If doctors have the potential to become abusive, why do they do so, and how might we stop it? Some have pointed to the growing epidemic of burnout and depression among medical trainees as a contributor. In one study, researchers found that medical students who were more “burned out” were more likely to behave unprofessionally and less likely to hold altruistic views on taking care of patients, especially underserved ones. Another study that looked at Turkey reported that between the first and third years of medical school, students became significantly less empathetic. A myriad of solutions to address burnout have been suggested elsewhere—here may be one more reason to adopt them quickly.

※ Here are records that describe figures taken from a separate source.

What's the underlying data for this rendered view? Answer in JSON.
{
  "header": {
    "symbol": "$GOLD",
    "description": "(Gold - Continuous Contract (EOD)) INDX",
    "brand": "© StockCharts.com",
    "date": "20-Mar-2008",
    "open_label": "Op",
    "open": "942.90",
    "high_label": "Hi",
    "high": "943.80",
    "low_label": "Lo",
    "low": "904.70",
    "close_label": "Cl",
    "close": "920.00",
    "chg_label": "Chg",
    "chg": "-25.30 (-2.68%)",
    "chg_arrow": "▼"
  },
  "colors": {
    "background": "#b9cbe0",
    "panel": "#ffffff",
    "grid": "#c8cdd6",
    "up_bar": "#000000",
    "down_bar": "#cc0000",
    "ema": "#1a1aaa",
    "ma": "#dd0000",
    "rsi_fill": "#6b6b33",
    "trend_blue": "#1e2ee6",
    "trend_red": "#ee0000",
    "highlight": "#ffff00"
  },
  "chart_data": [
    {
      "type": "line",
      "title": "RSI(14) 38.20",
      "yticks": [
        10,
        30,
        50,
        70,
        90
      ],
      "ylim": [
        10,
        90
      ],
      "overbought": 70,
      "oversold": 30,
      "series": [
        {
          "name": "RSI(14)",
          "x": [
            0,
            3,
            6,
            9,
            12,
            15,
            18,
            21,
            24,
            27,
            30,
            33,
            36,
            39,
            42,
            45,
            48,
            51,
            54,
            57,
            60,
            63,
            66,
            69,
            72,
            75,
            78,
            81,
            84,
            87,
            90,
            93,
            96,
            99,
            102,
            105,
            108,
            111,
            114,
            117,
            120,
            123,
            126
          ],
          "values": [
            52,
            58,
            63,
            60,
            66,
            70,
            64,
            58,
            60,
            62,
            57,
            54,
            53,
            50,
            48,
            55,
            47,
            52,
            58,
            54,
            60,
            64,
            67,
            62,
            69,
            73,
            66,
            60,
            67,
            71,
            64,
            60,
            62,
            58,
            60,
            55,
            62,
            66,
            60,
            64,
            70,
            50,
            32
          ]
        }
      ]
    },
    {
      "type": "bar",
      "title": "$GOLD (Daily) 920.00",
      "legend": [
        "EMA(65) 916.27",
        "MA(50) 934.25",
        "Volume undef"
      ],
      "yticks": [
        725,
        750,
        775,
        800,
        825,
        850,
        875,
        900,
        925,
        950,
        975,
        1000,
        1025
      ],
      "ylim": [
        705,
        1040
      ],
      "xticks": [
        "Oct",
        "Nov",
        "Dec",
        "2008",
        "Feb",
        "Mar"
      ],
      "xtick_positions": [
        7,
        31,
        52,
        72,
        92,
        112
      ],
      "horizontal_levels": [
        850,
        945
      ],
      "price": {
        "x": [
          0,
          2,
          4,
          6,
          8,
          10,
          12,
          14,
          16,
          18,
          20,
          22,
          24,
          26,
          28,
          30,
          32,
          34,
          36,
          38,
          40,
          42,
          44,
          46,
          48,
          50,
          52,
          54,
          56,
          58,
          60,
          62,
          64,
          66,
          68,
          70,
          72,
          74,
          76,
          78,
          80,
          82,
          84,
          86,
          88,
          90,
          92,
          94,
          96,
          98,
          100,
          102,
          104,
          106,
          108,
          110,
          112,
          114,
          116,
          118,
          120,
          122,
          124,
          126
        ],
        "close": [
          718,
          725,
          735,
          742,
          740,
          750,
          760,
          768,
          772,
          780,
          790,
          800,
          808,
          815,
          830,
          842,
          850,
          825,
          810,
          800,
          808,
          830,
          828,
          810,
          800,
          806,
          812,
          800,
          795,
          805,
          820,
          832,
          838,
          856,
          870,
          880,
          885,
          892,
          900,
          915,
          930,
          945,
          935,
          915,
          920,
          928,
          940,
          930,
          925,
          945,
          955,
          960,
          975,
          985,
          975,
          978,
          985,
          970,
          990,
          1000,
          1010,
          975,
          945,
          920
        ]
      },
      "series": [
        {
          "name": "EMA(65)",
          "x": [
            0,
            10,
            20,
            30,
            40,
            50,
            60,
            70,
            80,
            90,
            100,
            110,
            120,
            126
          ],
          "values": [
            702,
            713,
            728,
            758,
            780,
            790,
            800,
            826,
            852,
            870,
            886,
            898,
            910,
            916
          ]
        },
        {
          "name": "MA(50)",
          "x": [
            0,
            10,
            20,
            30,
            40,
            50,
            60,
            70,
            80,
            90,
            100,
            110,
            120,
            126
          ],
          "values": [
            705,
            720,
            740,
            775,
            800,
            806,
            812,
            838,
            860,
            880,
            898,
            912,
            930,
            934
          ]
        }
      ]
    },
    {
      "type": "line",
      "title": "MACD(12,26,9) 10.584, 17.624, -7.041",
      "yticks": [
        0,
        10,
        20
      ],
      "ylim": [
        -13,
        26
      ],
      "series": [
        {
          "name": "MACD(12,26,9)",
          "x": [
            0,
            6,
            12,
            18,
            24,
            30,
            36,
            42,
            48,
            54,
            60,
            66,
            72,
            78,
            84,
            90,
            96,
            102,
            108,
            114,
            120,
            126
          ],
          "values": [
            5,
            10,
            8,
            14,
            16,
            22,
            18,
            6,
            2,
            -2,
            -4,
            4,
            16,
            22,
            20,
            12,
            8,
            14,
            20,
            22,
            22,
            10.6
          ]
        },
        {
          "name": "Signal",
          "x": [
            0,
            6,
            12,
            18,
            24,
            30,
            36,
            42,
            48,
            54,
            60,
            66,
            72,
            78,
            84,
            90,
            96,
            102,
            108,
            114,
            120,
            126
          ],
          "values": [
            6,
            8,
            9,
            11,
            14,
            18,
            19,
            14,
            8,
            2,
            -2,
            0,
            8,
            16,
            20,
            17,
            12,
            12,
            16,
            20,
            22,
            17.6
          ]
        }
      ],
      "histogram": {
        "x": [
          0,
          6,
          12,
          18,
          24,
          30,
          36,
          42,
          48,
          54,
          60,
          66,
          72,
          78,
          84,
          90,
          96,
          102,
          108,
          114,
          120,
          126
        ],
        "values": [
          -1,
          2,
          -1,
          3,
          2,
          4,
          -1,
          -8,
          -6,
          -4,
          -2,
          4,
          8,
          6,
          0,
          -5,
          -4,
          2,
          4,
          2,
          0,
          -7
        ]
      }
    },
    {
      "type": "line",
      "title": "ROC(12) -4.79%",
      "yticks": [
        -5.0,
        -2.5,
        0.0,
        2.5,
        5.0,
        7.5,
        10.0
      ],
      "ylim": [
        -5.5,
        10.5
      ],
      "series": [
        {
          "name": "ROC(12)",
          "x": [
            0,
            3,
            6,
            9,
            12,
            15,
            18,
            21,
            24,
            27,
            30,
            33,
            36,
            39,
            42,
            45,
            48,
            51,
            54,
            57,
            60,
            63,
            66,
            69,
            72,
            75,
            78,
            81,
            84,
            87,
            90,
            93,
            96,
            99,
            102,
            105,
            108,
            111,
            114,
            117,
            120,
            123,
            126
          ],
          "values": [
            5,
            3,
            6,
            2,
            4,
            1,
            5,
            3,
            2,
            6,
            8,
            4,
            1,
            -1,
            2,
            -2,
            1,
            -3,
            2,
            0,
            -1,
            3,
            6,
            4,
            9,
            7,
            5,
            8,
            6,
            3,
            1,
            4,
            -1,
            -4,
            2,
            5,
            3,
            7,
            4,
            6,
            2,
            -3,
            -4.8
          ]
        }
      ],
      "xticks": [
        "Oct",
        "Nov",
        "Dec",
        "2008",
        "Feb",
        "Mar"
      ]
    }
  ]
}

Another reason may be that we aren’t selecting the right type of people to be doctors. In the U. S., medical admissions systems are still heavily test-score-oriented, which means you will have a doctor who is great at taking tests. But that doesn’t necessarily translate into what patients usually find important: a doctor who listens, cares, empathizes and treats them as an equal partner. Research has shown that these traits are better captured in what is called “emotional intelligence,” measured by the emotional quotient, or EQ (in contrast to IQ). Some medical schools are shifting toward changing their admissions criteria to better reflect this need, but most have not caught on.
But aside from these reasons, we must not understate the fact that power inherently corrupts, especially when there isn’t a system in place to keep it in check. Many of the prestigious doctors who have gotten away with harming others have actually been protected by their institutions.
In one such case at Yale School of Medicine a doctor remained director of his research institute and was invited to return as chief of his division after sexually harassing a postdoc. The reality is that big-name doctors are important to big-name institutions. Some bring in large amounts of research grants; others add to the clout and prestige of the place they work. But the people in charge who have the power to do something about abuse need to ask themselves, “Is a patient’s safety not worth more than saving face or protecting research money?”
As a young doctor working my way up the academic ladder, I write this in part to remind myself what not to become. Patients deserve the best doctors, but the best doctors are not always the most famous doctors. When push comes to shove, you won’t care about how many titles are behind your doctors’ name, how many publications they’ve authored, how many research grants they’ve obtained or how many TV interviews they’ve starred in.
When disease really strikes, you will want someone who is at your bedside, holding your hand, treating you with respect and care and recognizing that you are a fellow human being. Doctors who think they are God won’t be able to do this. We don’t need any more powerful doctors in medicine—what we need are good people.